AnyExperts: On-Demand Expert Allocation for Multimodal Language Models with Mixture of Expert
- URL: http://arxiv.org/abs/2511.18314v1
- Date: Sun, 23 Nov 2025 06:53:43 GMT
- Title: AnyExperts: On-Demand Expert Allocation for Multimodal Language Models with Mixture of Expert
- Authors: Yuting Gao, Wang Lan, Hengyuan Zhao, Linjiang Huang, Si Liu, Qingpei Guo,
- Abstract summary: We propose AnyExperts, a novel on-demand, budget-aware dynamic routing framework.<n>It allocates a variable total number of expert slots per token based on its semantic importance.<n>It is evaluated across diverse tasks in visual understanding, audio understanding, and NLP understanding.

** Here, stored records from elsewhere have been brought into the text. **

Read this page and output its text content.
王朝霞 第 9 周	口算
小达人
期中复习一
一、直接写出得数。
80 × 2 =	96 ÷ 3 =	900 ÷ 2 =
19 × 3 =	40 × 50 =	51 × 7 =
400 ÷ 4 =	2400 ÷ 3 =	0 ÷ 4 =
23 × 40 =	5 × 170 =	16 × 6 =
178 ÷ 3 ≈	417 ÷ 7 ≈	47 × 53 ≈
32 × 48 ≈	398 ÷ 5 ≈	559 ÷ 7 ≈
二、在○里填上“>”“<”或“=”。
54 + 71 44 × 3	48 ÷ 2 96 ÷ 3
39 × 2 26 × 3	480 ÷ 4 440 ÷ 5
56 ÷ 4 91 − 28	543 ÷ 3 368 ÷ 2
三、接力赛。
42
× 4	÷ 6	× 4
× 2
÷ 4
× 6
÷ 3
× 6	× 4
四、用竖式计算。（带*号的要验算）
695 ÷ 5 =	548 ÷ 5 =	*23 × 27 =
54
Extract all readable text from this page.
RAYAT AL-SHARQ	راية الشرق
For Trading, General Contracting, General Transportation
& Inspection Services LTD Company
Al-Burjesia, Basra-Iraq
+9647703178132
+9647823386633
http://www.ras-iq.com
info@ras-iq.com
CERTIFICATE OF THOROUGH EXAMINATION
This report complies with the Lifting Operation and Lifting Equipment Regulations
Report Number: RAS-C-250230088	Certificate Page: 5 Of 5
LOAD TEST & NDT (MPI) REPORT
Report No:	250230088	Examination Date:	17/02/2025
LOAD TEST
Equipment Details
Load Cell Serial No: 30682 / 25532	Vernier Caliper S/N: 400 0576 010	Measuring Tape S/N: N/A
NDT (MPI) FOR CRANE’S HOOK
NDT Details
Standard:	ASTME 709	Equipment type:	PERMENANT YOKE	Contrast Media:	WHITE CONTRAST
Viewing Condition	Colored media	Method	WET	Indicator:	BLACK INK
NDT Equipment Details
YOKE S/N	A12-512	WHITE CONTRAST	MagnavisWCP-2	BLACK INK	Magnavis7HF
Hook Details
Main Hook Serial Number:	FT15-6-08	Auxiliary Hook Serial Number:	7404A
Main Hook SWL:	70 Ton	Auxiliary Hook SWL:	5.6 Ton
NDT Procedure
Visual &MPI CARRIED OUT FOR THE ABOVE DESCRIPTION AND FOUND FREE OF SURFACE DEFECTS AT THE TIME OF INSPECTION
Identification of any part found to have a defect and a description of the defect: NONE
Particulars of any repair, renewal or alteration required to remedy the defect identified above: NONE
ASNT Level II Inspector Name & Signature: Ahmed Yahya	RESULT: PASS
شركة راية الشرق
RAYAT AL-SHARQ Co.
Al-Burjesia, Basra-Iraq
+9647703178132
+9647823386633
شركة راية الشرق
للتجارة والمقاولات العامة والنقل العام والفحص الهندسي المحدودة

- Score: 26.761443359046286
- License: http://creativecommons.org/licenses/by/4.0/
- Abstract: Multimodal Mixture-of-Experts (MoE) models offer a promising path toward scalable and efficient large vision-language systems. However, existing approaches rely on rigid routing strategies (typically activating a fixed number of experts per token) ignoring the inherent heterogeneity in semantic importance across modalities. This leads to suboptimal compute allocation, where redundant tokens consume as many resources as critical ones. To address this, we propose AnyExperts, a novel on-demand, budget-aware dynamic routing framework that allocates a variable total number of expert slots per token based on its semantic importance. Crucially, to prevent uncontrolled compute growth, the total slots per token are constrained within a fixed range, and each slot is filled by either a real expert or a virtual expert, with the virtual share capped at a small maximum (e.g., 20%). The model then adaptively balances the real-to-virtual ratio per token, assigning more real experts to semantically rich regions and relying more on virtual experts for redundant content. Evaluated across diverse tasks in visual understanding, audio understanding, and NLP understanding, AnyExperts improves performance under the same compute budget. Notably, on general image/video tasks, it achieves comparable accuracy with 40% fewer real expert activations; on text-dense tasks (OCR and NLP), it maintains performance while reducing real expert usage by 10%. These results demonstrate that fine-grained, importance-driven expert allocation significantly enhances both the efficiency and effectiveness of multimodal MoE models.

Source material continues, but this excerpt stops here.